Âriye olarak verilen
mal telef olursa, telef olduğu günkü kıymetine göre tazmin edilir. Gasbedilen
mal telef olursa, gasbedildiği günden telef olduğu güne kadar olan süre
içindeki en fazla fiyatı ne ise ona göre tazmin edilir. Eğer kıymet eşit ise
ikisi ittifak etmiş olurlar. Aksi takdirde mal sahibi fazlalık için yemin eder.
Çünkü taraflar onun üzerinde ittifak etmemişlerdir.
Âriye akdi şu
durumlarda sona erer:
a. Mal sahibi âriye olarak verdiği malı isterse,
âriye akdi sona erer. Mal sahibinin âriye olarak verdiği malı, âriye müddeti
bitmeden
önce veya bittikten
sonra istemesi hükmü değiştirmez. Çünkü âriye akdi, taraflar için vacib plan
bir akid değil, caiz olan bir akiddir.
b. Akdi yapan kişilerden birinin delirmesi veya
baygınlık geçirmesiyle âriye akdi sona erer.
Âriye verenle alan
kişide bulunması gereken şartların farklı olduğunu söylemiştik. Zira âriye
veren kişi teberru ehliyetine, alan kişi de teberru'yu kabul etme ehliyetine
sahip olmalıdır. Deli veya baygınlık geçiren bir kimse ise buna ehil değildir.
c. Âriye veren veya alan kişilerden birinin
ölümüyle âriye akdi sona erer.
Çünkü âriye akdi,
malın menfaatinin mubah kılınmasıdır.
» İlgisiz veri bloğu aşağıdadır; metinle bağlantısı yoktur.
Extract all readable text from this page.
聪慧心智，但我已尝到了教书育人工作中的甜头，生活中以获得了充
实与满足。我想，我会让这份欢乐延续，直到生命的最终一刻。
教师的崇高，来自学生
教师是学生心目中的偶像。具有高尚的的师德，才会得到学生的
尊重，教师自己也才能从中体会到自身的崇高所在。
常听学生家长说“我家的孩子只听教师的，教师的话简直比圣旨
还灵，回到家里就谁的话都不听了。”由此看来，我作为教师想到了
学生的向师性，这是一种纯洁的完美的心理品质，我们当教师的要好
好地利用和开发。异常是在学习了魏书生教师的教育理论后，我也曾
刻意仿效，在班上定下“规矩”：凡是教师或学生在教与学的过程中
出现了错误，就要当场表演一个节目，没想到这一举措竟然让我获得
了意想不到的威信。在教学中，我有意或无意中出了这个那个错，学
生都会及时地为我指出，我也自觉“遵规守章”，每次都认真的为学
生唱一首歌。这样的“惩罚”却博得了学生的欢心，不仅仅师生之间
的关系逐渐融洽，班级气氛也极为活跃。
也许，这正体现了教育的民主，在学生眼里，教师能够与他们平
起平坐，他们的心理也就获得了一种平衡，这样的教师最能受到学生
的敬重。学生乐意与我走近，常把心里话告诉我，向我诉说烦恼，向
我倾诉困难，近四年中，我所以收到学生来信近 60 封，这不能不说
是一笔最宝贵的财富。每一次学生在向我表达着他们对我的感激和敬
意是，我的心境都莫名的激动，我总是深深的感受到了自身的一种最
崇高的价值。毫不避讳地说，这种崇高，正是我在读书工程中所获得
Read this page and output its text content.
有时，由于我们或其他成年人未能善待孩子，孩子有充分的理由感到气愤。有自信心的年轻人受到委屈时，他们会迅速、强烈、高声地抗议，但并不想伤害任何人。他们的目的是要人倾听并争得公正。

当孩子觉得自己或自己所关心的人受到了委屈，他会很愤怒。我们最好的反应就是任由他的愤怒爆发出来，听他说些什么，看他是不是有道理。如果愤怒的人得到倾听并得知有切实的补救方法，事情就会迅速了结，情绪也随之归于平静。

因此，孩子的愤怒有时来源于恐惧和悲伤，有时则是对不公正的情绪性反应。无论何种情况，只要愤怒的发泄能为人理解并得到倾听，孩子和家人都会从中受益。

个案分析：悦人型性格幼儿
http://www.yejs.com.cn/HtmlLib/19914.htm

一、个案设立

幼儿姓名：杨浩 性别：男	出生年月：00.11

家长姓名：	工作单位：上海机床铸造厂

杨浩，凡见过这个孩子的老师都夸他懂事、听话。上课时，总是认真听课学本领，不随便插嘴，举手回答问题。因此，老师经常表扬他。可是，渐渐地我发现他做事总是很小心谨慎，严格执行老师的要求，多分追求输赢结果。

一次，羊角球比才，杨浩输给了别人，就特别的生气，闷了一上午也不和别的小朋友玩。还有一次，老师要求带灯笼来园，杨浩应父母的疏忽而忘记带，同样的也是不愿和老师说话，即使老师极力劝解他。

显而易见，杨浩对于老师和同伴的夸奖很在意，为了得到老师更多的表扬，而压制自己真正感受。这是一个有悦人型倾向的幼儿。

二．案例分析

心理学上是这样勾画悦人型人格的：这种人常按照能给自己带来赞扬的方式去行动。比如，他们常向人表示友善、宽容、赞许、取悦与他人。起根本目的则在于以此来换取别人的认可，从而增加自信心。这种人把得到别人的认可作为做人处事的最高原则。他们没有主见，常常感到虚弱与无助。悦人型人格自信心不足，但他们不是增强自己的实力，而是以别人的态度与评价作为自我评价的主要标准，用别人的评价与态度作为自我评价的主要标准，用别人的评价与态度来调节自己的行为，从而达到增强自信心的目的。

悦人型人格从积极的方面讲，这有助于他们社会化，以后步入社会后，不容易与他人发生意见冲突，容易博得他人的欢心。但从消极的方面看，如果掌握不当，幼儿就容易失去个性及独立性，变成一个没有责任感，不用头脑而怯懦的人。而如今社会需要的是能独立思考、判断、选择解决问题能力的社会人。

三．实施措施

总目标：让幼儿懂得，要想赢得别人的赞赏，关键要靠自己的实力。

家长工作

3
Malını âriye olarak veren kişi ölürse
mal sahibi yok sayılır, malı âriye olarak alan kişinin ölmesiyle de kendisine
verilen izin ve yararlanma ortadan kalkmış olur.
d. Âriye veren veya alan kişinin sefihlikten
ötürü hacr altına alınmasıyla âriye akdi sona erer.
Hacr altına alman kişi
teberru etmeye veya teberru'yu kabul etmeye ehil değildir. Bu bakımdan onun
yaptığı âriye akdi fasid olur.
e. Arazi sahibinin üzerine iflas nedeniyle hacr
konursa, âriye akdi sona erer.
İflas nedeniyle hacr
altına alman kişinin malını teberru etmeye yetkisi yoktur. Ona teberru
yetkisinin verilmemesi, alacaklılarının maslahatı içindir.